In other words, our hearts define greed as more than what I have (now) or more than what I need (for all of my wants). Thus greed is either abstractly defined as “too much money” (which always excludes you) or greed is relatively defined as “more than you need” (which overlooks the nature of the “needs” themselves).The result of this is twofold: first, it blinds us to the greed and materialism already present in our lives; second, it allows for the (supposed) justification of a greedy lifestyle without directly knowing that one is living in such a way. That is why the first step to being freed from the power of greed is to admit that yes, even if you have never thought so before, you almost certainly have a greed problem.

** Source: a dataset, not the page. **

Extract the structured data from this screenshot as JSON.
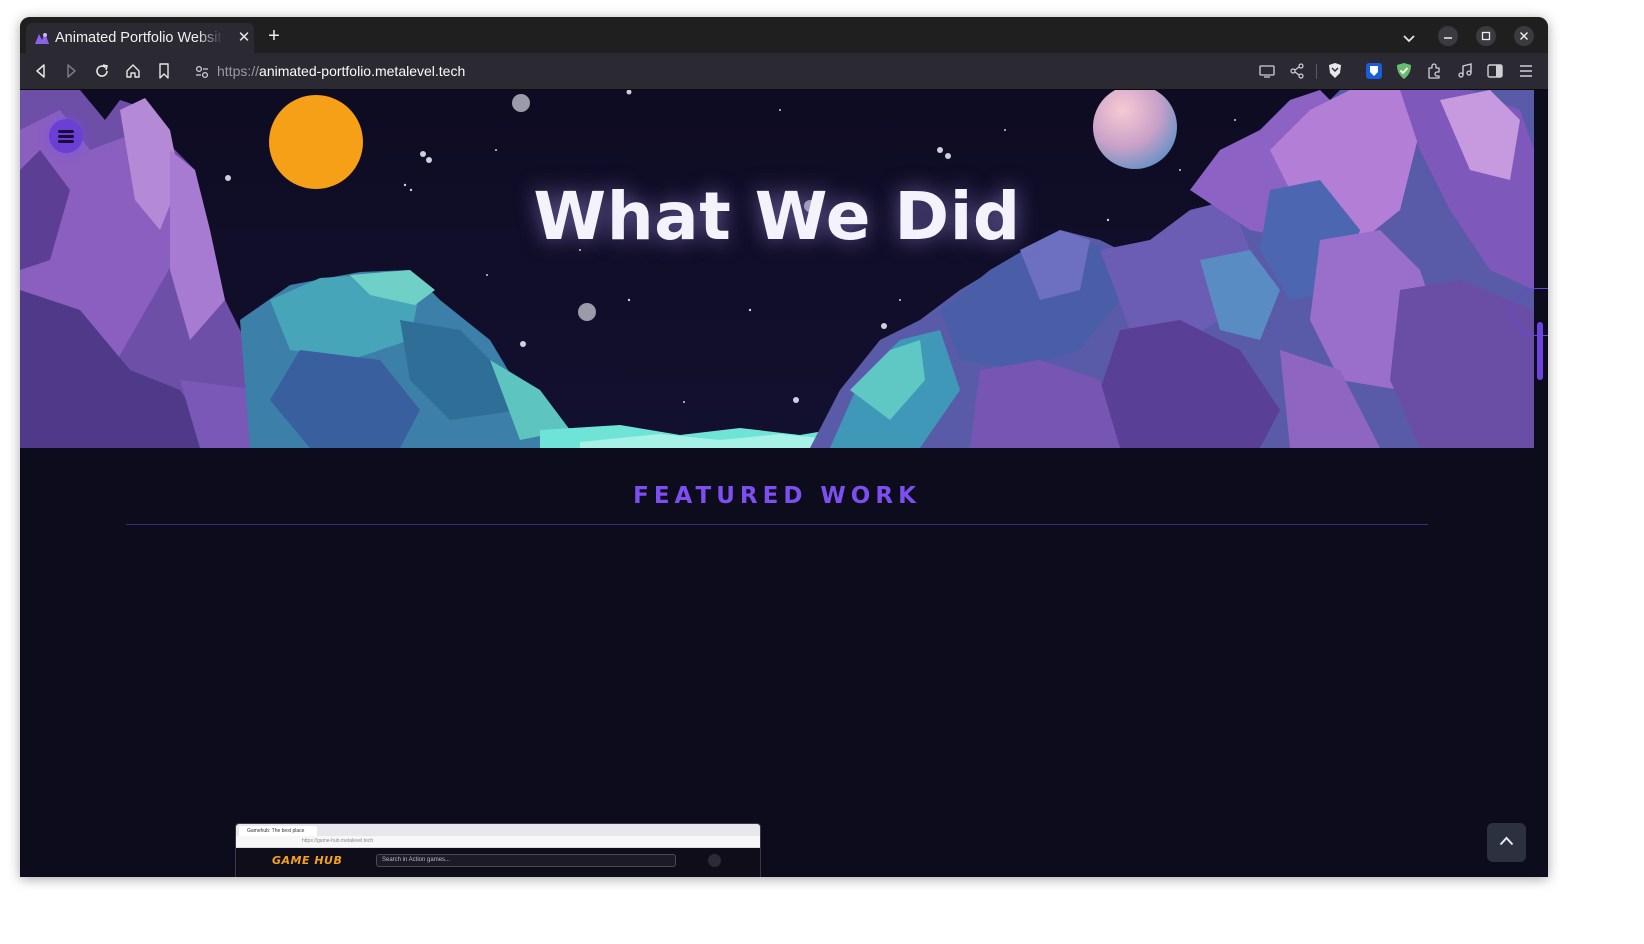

The second step in God’s solution is to trust him when he says that he is better and more satisfying and more rewarding and more worthy of living for than whatever physical things we are craving. As we said with lust before greed: the Giver is always better than his gifts!

In other words, if you have tasted the grace of God, why do you persist in building your life on the abundance of possessions, comfort, and security? Instead, grace leads us to gratitude and to generosity, which is the true sign that greed is losing its grip on our hearts. That is why the virtue that opposes greed is not contentment, but charity—the kind of love that gives. As we learn to recognize our incessant craving for what it is (the deadly sin of greed), God reminds us of his all-satisfying goodness. This leads us beyond contentment to generosity, moving us to enjoy what God has given and to share it with others, both of which begin to put greed to death.